Senate Budget Chairman Judd Gregg’s “Stop Over-Spending” (SOS) plan, announced last week aims at reinstating tight fiscal controls — after letting them erode over many years by gutting pay-as-you-go budget rules and pushing through massive supplemental spending outside of the regular budget process.


The proposal includes a line-item veto for the President to cut wasteful spending and a bipartisan commission for devising solutions to entitlement program shortfalls.


Its main focus, however, is to set deficit caps tied to mandatory spending cuts similar to the Gramm-Rudman-Hollings Deficit Control Act from the mid-1980s. That act, however, proved ineffective and had to be revised multiple times.


The key to whether lawmakers are really serious about budget process reform is whether proposed changes are based on short-term deficit measures or forward-looking long-term unfunded obligation measures.


Spending control laws based on short-term budget measures are likely to mislead policymakers into adopting inadequate or inappropriate reforms. Imagine if we were to determine the need for Social Security reform based on its net cash flow today–which is in surplus.


And we’ve been here before–we thought the pay-as-you-go constraints from the Budget Enforcement Act had done their job and turned them off in 2002–only to see a federal spending spree like never before. If adopted (which appears unlikely) SOS may work for a time, but history is likely to repeat itself.

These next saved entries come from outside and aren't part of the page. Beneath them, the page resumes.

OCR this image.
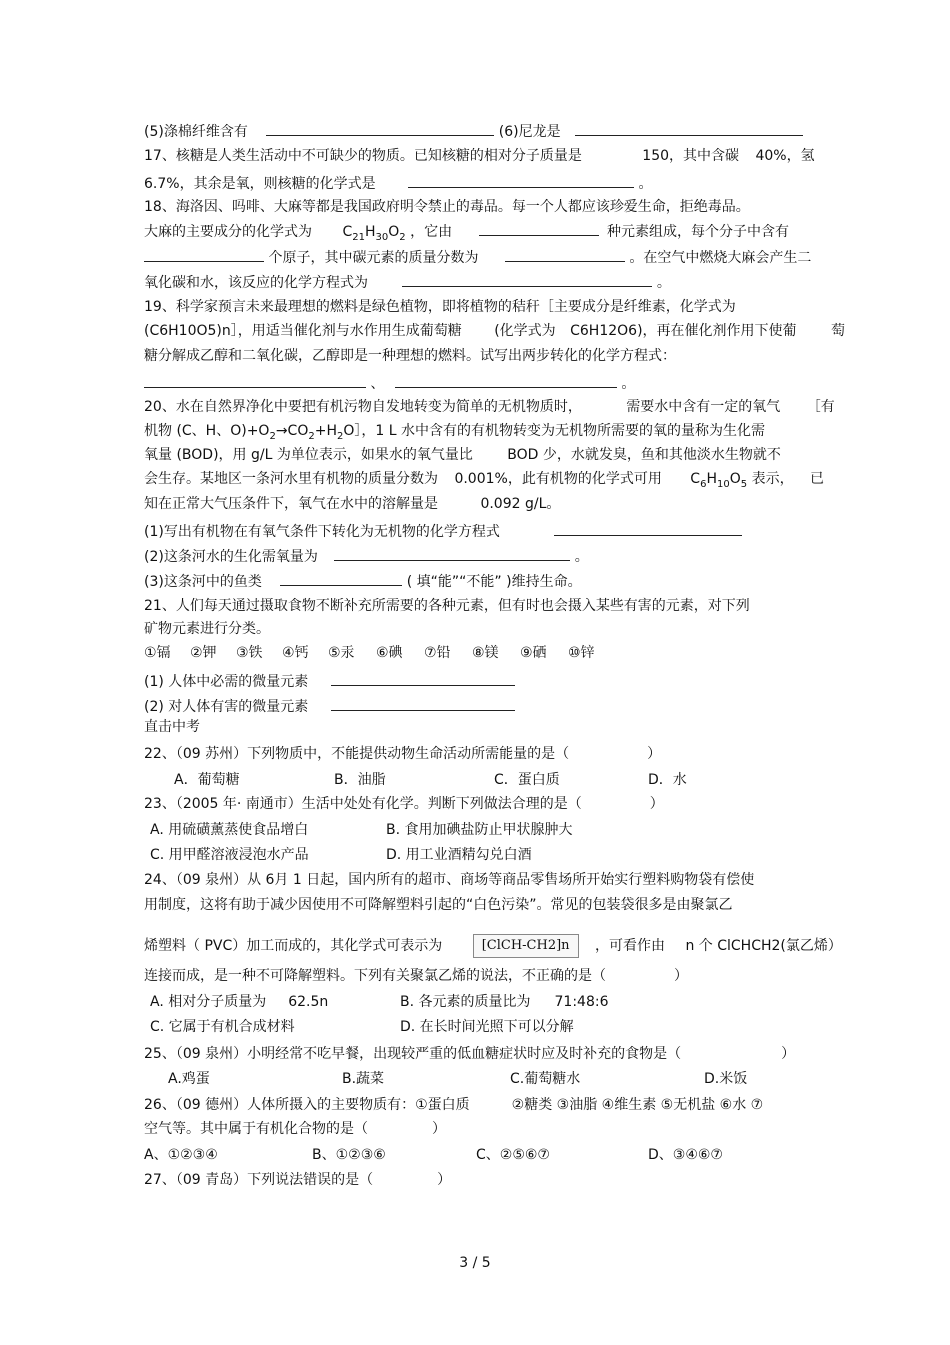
(5)涤棉纤维含有	(6)尼龙是
17、核糖是人类生活动中不可缺少的物质。已知核糖的相对分子质量是	150，其中含碳 40%，氢
6.7%，其余是氧，则核糖的化学式是	。
18、海洛因、吗啡、大麻等都是我国政府明令禁止的毒品。每一个人都应该珍爱生命，拒绝毒品。
大麻的主要成分的化学式为 $C_{21}H_{30}O_2$ ，它由	种元素组成，每个分子中含有
个原子，其中碳元素的质量分数为	。在空气中燃烧大麻会产生二
氧化碳和水，该反应的化学方程式为	。
19、科学家预言未来最理想的燃料是绿色植物，即将植物的秸秆［主要成分是纤维素，化学式为
(C6H10O5)n］，用适当催化剂与水作用生成葡萄糖 (化学式为 C6H12O6)，再在催化剂作用下使葡 萄
糖分解成乙醇和二氧化碳，乙醇即是一种理想的燃料。试写出两步转化的化学方程式：
、	。
20、水在自然界净化中要把有机污物自发地转变为简单的无机物质时，	需要水中含有一定的氧气 ［有
机物 (C、H、$O)+O_2\to CO_2+H_2O]$，1 L 水中含有的有机物转变为无机物所需要的氧的量称为生化需
氧量 (BOD)，用 g/L 为单位表示，如果水的氧气量比 BOD 少，水就发臭，鱼和其他淡水生物就不
会生存。某地区一条河水里有机物的质量分数为 0.001%，此有机物的化学式可用 $C_6H_{10}O_5$ 表示， 已
知在正常大气压条件下，氧气在水中的溶解量是	0.092 g/L。
(1)写出有机物在有氧气条件下转化为无机物的化学方程式
(2)这条河水的生化需氧量为	。
(3)这条河中的鱼类	( 填“能”“不能” )维持生命。
21、人们每天通过摄取食物不断补充所需要的各种元素，但有时也会摄入某些有害的元素，对下列
矿物元素进行分类。
①镉 ②钾 ③铁 ④钙 ⑤汞 ⑥碘 ⑦铅 ⑧镁 ⑨硒 ⑩锌
(1) 人体中必需的微量元素
(2) 对人体有害的微量元素
直击中考
22、（09 苏州）下列物质中，不能提供动物生命活动所需能量的是（	）
A．葡萄糖	B．油脂	C．蛋白质	D．水
23、（2005 年· 南通市）生活中处处有化学。判断下列做法合理的是（	）
A. 用硫磺薰蒸使食品增白	B. 食用加碘盐防止甲状腺肿大
C. 用甲醛溶液浸泡水产品	D. 用工业酒精勾兑白酒
24、（09 泉州）从 6月 1 日起，国内所有的超市、商场等商品零售场所开始实行塑料购物袋有偿使
用制度，这将有助于减少因使用不可降解塑料引起的“白色污染”。常见的包装袋很多是由聚氯乙
烯塑料（ PVC）加工而成的，其化学式可表示为	[ClCH-CH2]n ，可看作由 n 个 ClCHCH2(氯乙烯）
连接而成，是一种不可降解塑料。下列有关聚氯乙烯的说法，不正确的是（	）
A. 相对分子质量为 62.5n	B. 各元素的质量比为 71:48:6
C. 它属于有机合成材料	D. 在长时间光照下可以分解
25、（09 泉州）小明经常不吃早餐，出现较严重的低血糖症状时应及时补充的食物是（	）
A.鸡蛋	B.蔬菜	C.葡萄糖水	D.米饭
26、（09 德州）人体所摄入的主要物质有：①蛋白质	②糖类 ③油脂 ④维生素 ⑤无机盐 ⑥水 ⑦
空气等。其中属于有机化合物的是（	）
A、①②③④	B、①②③⑥	C、②⑤⑥⑦	D、③④⑥⑦
27、（09 青岛）下列说法错误的是（	）
3 / 5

The key to a budget process is the budget measures on which spending constraints are based. Using the same old budget measures will not deliver a new process. It’s time to make fundamental changes by adopting more appropriate fiscal yardsticks. Unless budget measures fully reflect the budget problems that lie ahead and correctly reflect the consequences of policy changes, we will continue to lurch from one reform to the next without making any improvement–at best.